In 2016, a little mobile game by the name Pokemon Go took the world by storm. All of a sudden, millions were heading outside and pointing their phones at the real world. It’s not uncommon for games to cement their place in the cultural lexicon, but Pokemon Go offered something different: it was our first real look at accessible augmented reality.
The concept of Pokemon Go was simple. Download the app, point your smartphone at real-life surroundings, and catch little monsters that look like they actually exist in your environment. As of February 2019, one billion people have downloaded the game.
What has this got to do with letting agents, you might ask? Augmented reality has the power to change the way people view homes, and it’s worth knowing about if you’re in the business of letting properties.
Augmented reality in a nutshell
Augmented reality, otherwise known as AR, is a form of technology that overlays digital content and information onto the real world. You can see computer-generated inputs, such as graphics, videos and sounds, in your real-life surroundings.
What was once a science-fiction concept reserved for the latest sci-fi movies has now become a science-based reality. From the health sector to the property industry, professionals are accomplishing their business tasks and pushing boundaries with AR.
The evolution of augmented reality
The swinging sixties
While many associate the AR craze with catching all the Pokemon, the technology dates back to the 1950s. In 1957, cinematographer Morton Heilig invented a form of augmented reality with Sensorama, a machine that provided visuals, vibrations, sounds and smells to viewers.
There were, however, no computer-led processes, which meant Sensorama wasn’t augmented reality in its purest form. That would come in 1968 when computer scientist Ivan Sutherland invented a head-mounted display that was a window into the virtual world.

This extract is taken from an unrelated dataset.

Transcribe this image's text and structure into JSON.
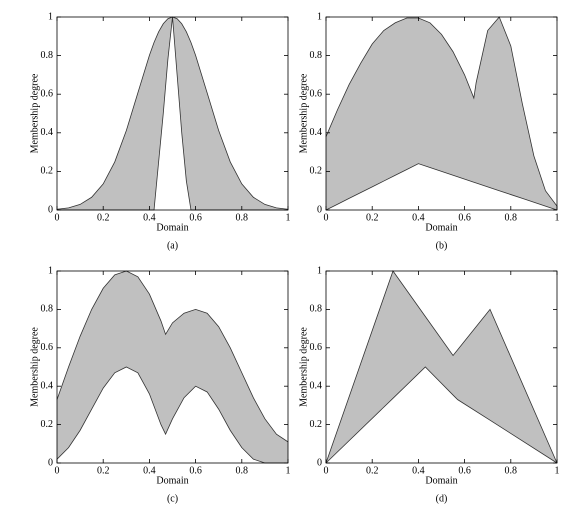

Rocking out in the nineties
There would be varying takes on AR in the years and decades following the sixties, with the actual term ‘augmented reality’ first coined in 1990. Just two years later, the first fully-functioning AR system was likely developed by Louis Rosenberg at USAF Armstrong’s Research Lab.
It was called Virtual Fixtures and took shape as a complex robotic system designed to supplement a lack of high-speed 3D graphics. It allowed for an overlay of sensory information on a workspace to improve productivity.
Here and now
Despite each incremental advancement, AR still wasn’t considered a particularly useful feature in everyday life, and it was expensive. That was until technological innovations came to the fore, ones that can be implemented on their own or combined to create augmented reality.
General hardware components – such as those featured in a smartphone – and headset, monitor and optical projection displays, as well as sensors, input devices and software all have the capability to power AR. These options have made the tech more accessible, pushing the boundaries of what it can do in the process.
How lettings can benefit from augmented reality
In the world of moving home, augmented reality has the potential to let renters tour a property with their smartphones, regardless of location. It can also let letting agents tweak a room’s design to give potential renters an idea of what they could do with the space.
Virtual viewings via video are already on the rise, and it’s not far-fetched thinking that technology could make AR viewings a normal occurrence in the future. In the meantime, however, the tech probably isn’t quite up to the standard to provide a seamless experience.
What AR alternatives are available now?
Video walkthroughs currently offer a viable alternative to AR, helping renters find a new home without viewing it in person. At Movebubble, we offer a video-first platform where renters can search, view and secure their new place with just a few clicks.
For letting agents it means renting out your stock faster and offering modern-day renters a smarter way to find a property. And with the instant booking feature, renters can secure their new place with minimum fuss.
Making AR a reality
The advancement of augmented reality is one of the most exciting innovations in recent years. It looks set to surpass virtual reality and become a fundamental component in our lives, from the way that we shop to how we learn. In the United States alone, 83.1 million people already use AR. And that number will grow around the world as augmented reality goes from futuristic tech to something that we use effortlessly in our everyday lives, including in the property market. But until that becomes a reality, video viewings are already doing a stellar job of helping renters find a new home without viewing the property in person.